I have simple partial seizures. Sometimes they are borderline complex partial. Medication has not totally controlled my seizures and I am not a candidate for epilepsy surgery. My medication reduces my seizures from fifty to sixty seizures a day to seven to twelve a day. I had my first seizure at age forty-two. I am now age forty-seven. The doctors do not know why my seizures began. I have had many tests, but no answers. I still hope one-day new research will produce a new medicine that will give me freedom from seizures.

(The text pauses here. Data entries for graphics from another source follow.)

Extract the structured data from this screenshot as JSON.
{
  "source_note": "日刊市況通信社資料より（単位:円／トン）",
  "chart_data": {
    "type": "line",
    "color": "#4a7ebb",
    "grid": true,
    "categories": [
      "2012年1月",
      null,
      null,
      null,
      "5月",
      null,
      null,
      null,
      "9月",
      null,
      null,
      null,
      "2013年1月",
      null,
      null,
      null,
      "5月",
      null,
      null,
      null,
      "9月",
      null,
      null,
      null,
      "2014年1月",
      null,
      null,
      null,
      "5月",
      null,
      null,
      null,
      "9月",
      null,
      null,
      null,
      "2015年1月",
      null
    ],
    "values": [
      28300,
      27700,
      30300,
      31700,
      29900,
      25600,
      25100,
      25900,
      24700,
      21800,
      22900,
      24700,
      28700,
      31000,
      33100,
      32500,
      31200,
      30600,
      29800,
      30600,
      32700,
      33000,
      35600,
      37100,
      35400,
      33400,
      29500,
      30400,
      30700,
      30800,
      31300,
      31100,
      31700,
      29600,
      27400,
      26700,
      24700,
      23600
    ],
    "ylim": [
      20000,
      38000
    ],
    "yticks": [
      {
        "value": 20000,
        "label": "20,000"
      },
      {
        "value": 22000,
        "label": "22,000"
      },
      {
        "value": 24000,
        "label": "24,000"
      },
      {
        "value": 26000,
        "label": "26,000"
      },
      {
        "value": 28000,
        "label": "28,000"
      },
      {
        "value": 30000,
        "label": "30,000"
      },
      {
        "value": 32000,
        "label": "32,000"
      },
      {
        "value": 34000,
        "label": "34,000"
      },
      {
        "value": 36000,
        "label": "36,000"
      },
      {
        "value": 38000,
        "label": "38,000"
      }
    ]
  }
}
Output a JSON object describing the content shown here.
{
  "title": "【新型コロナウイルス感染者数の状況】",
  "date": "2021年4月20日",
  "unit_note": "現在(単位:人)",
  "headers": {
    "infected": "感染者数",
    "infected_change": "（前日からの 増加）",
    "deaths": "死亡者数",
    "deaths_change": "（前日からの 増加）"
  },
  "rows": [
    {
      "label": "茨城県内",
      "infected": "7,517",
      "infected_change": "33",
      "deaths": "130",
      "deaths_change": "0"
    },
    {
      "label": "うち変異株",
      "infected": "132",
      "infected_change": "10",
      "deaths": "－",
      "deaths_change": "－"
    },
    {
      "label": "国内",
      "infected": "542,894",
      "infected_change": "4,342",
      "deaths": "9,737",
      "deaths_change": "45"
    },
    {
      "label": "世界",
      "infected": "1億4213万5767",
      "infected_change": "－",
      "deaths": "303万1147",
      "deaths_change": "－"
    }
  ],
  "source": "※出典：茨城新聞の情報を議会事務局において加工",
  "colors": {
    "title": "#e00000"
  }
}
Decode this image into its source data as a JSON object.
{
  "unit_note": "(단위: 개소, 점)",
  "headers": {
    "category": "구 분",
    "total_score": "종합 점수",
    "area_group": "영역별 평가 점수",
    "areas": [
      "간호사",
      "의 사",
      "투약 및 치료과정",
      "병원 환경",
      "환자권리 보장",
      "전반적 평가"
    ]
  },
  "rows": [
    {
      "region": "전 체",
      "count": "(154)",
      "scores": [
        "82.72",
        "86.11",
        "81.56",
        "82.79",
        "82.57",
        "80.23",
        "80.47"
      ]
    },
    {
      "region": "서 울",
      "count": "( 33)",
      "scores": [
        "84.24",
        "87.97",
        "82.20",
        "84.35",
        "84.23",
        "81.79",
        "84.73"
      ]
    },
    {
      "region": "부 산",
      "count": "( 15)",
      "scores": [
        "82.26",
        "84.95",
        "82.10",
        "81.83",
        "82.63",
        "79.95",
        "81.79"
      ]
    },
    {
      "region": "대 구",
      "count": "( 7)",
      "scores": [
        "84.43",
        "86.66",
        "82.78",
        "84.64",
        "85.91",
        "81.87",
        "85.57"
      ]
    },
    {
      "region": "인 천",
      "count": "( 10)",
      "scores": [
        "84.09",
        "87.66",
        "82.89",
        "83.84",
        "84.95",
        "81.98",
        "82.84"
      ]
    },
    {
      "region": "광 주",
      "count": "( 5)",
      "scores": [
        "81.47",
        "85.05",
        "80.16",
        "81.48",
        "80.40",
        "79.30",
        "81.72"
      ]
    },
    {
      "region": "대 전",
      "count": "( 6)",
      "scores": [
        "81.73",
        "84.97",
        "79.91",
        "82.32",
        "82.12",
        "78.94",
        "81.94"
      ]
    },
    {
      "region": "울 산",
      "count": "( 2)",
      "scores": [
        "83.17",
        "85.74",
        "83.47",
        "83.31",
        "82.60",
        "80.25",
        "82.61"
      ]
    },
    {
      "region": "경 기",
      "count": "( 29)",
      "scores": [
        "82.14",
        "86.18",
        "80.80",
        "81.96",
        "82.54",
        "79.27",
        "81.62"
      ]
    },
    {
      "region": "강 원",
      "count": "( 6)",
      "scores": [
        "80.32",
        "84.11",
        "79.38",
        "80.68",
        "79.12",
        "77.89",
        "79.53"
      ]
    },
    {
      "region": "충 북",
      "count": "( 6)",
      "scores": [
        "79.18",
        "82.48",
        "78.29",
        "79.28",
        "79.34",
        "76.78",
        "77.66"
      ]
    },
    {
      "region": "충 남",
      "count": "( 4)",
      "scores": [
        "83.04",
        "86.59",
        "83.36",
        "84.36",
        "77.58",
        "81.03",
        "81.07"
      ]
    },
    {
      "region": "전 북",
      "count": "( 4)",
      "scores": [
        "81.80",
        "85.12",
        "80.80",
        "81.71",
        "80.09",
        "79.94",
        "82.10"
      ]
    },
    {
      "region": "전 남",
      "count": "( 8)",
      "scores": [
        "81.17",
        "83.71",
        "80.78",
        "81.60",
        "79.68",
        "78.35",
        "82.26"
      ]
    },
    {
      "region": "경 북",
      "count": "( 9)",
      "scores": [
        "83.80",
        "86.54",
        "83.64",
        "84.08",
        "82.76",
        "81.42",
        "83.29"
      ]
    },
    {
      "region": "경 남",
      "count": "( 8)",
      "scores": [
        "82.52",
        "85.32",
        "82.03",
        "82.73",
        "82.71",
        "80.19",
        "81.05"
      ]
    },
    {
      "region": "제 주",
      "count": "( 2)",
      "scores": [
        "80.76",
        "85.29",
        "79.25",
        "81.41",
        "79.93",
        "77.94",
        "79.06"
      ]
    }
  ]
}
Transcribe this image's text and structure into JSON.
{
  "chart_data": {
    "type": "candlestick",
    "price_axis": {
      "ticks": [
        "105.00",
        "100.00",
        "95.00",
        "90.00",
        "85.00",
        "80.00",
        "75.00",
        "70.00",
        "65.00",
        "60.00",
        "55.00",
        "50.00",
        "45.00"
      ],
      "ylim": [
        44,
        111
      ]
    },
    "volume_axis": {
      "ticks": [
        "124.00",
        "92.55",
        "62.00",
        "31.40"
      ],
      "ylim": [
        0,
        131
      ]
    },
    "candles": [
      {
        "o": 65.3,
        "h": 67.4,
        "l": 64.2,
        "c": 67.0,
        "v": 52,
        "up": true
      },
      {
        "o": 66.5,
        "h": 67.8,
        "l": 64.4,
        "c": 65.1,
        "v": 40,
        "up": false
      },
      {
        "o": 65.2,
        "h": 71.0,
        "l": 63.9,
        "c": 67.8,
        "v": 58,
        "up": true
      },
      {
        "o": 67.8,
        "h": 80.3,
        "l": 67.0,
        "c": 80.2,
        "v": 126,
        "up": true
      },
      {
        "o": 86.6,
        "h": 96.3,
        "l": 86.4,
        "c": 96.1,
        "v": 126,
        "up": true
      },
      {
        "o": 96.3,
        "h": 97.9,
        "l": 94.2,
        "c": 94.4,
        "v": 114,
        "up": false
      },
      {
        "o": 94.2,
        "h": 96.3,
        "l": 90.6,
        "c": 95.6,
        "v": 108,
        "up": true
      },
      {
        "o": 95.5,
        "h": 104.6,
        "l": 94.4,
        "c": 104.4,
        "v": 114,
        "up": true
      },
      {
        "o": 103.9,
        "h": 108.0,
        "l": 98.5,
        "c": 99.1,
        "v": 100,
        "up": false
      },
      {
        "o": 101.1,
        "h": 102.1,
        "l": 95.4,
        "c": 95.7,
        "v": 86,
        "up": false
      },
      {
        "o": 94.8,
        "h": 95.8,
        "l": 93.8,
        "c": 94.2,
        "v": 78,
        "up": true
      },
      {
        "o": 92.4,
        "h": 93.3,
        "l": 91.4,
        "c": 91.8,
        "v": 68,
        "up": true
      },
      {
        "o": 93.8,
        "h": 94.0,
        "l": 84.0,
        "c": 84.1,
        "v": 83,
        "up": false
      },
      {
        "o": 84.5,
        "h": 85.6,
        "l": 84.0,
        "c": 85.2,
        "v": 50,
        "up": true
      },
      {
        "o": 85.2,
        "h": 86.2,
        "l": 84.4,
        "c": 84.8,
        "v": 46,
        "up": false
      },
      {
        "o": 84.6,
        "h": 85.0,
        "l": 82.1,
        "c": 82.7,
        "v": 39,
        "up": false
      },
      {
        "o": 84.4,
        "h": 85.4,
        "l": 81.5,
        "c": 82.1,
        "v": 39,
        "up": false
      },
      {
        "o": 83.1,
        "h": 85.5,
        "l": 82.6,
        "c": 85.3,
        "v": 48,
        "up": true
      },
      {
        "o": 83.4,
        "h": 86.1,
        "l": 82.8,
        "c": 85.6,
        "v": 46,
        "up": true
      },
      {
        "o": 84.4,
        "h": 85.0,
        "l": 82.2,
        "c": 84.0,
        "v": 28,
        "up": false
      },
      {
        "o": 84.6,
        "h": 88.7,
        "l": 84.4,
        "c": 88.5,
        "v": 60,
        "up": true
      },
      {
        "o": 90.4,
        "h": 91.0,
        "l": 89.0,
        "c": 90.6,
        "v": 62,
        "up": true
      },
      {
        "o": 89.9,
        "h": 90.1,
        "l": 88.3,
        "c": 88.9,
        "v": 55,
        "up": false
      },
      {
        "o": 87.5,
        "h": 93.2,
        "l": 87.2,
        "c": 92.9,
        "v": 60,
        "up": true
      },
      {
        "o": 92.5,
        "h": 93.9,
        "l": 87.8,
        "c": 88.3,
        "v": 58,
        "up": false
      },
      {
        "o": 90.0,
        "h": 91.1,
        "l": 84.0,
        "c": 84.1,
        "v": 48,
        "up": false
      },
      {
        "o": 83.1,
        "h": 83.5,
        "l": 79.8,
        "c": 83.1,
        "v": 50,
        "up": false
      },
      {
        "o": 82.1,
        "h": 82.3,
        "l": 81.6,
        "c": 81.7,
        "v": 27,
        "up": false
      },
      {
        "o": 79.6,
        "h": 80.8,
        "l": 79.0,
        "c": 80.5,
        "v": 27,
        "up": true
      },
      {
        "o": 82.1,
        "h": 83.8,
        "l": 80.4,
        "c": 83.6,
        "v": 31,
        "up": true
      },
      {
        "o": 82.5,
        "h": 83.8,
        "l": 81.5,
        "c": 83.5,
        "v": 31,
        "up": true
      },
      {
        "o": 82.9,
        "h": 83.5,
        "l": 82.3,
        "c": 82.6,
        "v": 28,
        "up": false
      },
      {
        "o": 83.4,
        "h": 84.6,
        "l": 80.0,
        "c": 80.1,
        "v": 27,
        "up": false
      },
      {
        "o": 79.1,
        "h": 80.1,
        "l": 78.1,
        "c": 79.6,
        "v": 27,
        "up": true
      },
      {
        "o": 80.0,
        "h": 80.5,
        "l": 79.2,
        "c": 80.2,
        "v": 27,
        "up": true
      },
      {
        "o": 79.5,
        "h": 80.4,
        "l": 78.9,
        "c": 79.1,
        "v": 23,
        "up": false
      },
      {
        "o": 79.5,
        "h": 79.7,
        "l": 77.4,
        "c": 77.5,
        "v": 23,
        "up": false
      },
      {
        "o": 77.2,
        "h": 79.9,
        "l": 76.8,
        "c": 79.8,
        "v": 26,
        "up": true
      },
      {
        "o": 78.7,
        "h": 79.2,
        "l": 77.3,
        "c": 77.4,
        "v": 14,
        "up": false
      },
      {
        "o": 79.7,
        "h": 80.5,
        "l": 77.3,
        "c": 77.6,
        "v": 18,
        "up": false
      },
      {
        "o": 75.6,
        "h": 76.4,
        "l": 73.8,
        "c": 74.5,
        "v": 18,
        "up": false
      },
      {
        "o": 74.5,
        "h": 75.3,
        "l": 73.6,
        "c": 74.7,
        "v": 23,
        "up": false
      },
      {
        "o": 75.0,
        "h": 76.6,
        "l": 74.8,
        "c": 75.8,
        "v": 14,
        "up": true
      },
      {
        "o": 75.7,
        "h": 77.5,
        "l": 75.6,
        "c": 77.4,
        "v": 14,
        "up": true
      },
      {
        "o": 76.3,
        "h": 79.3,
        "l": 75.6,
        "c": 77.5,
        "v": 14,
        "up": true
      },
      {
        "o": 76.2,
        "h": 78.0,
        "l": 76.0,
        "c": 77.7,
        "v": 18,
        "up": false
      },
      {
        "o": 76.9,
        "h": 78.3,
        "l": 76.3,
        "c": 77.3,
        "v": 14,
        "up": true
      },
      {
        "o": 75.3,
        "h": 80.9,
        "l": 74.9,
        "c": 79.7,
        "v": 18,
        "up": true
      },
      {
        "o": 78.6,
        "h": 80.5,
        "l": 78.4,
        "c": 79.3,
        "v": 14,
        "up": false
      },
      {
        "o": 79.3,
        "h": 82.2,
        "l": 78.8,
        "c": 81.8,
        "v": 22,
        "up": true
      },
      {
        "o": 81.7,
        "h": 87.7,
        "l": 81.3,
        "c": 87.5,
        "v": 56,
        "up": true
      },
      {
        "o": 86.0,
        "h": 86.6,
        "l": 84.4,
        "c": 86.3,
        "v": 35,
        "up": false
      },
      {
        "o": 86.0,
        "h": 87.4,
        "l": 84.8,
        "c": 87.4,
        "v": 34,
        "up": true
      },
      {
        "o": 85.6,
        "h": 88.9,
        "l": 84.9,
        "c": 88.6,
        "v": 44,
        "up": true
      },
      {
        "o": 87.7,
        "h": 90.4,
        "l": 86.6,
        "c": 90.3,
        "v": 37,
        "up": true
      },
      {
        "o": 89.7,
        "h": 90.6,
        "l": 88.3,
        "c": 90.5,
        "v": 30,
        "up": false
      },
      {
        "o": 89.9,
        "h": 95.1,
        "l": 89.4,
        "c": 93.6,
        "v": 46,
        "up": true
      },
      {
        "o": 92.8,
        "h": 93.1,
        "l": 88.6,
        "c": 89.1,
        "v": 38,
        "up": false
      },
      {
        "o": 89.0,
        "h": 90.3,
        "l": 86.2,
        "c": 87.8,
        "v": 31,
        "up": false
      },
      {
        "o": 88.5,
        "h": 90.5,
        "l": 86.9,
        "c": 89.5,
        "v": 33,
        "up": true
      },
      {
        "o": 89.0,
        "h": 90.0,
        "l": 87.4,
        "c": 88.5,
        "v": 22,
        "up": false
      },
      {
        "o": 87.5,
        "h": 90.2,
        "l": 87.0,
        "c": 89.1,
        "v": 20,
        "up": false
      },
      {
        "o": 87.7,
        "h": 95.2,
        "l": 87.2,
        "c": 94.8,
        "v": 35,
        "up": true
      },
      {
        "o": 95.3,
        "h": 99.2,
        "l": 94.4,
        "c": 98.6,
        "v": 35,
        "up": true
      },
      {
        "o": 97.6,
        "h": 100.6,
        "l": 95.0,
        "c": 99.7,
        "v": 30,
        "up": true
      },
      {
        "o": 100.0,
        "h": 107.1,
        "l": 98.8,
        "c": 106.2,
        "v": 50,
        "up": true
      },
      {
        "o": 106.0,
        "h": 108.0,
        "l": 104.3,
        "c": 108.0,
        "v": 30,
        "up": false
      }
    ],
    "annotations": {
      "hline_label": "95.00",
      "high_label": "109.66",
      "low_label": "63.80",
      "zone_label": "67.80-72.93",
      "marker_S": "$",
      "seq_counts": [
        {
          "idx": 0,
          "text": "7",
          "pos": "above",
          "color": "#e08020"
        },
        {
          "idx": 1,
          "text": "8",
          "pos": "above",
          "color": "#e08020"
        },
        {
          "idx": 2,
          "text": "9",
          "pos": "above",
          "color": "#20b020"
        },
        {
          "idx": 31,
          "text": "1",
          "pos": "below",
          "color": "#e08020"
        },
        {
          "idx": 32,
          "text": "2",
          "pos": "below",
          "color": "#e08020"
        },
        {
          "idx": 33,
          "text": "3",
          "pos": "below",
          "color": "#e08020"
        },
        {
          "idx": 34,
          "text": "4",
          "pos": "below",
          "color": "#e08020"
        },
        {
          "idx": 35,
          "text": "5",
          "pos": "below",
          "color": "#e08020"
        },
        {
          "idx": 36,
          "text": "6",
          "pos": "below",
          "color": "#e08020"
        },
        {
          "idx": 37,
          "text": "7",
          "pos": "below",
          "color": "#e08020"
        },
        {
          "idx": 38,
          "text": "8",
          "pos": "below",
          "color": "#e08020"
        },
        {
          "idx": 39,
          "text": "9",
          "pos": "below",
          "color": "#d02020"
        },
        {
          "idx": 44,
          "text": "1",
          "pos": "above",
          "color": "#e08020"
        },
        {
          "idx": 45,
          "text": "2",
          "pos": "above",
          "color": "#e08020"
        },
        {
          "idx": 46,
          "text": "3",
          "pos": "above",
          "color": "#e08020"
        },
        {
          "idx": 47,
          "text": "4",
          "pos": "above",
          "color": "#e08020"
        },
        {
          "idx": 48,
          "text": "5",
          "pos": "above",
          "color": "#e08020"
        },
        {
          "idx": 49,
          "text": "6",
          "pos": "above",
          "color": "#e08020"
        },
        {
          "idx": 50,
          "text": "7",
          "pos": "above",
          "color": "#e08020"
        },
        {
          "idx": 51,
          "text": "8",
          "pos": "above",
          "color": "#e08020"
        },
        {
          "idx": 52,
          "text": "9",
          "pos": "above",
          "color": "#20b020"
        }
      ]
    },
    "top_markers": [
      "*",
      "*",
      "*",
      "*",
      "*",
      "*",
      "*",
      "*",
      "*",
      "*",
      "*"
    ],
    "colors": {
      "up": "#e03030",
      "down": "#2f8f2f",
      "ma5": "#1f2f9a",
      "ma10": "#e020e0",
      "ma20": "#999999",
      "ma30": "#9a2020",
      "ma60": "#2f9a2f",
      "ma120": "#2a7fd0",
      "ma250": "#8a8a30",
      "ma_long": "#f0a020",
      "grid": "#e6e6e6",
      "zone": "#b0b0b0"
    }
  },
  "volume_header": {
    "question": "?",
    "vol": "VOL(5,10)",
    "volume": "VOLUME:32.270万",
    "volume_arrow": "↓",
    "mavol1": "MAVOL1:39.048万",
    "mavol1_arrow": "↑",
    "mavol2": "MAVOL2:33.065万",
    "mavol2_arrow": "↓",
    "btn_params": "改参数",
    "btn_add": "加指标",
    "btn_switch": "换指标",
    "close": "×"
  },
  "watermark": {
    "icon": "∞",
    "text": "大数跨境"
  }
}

I face the challenge of dealing with my epilepsy in many ways. Number one is through prayer. Secondly, I use every chance to educate someone about the subject of epilepsy or seizures. I often find out that many people are surprised that I do not fall onto the floor or violently shake when I have a seizure. They are not aware that there is more than one type of epilepsy. They wrote me once up in a newspaper article for our local paper and I was featured in an article about epilepsy for Women’s Day magazine. Epilepsy still unfortunately, has many stigmas and until we can talk about it freely and educate the public, many of those stigmas will remain. A doctor or counselor can talk about it all day. You and I are the people who live with it and should explain to the public what it really feels like.
I believe this person has also realized that epilepsy is beginning to come out into the open, but there is still a lot of work to be done in educating the public on epilepsy. When I read this letter, I felt very proud of her because she used what she had to help others. She reached out so others could understand what the disorder is. By following her goals and dreams, she was able to pursue her life and not let epilepsy stand in her way.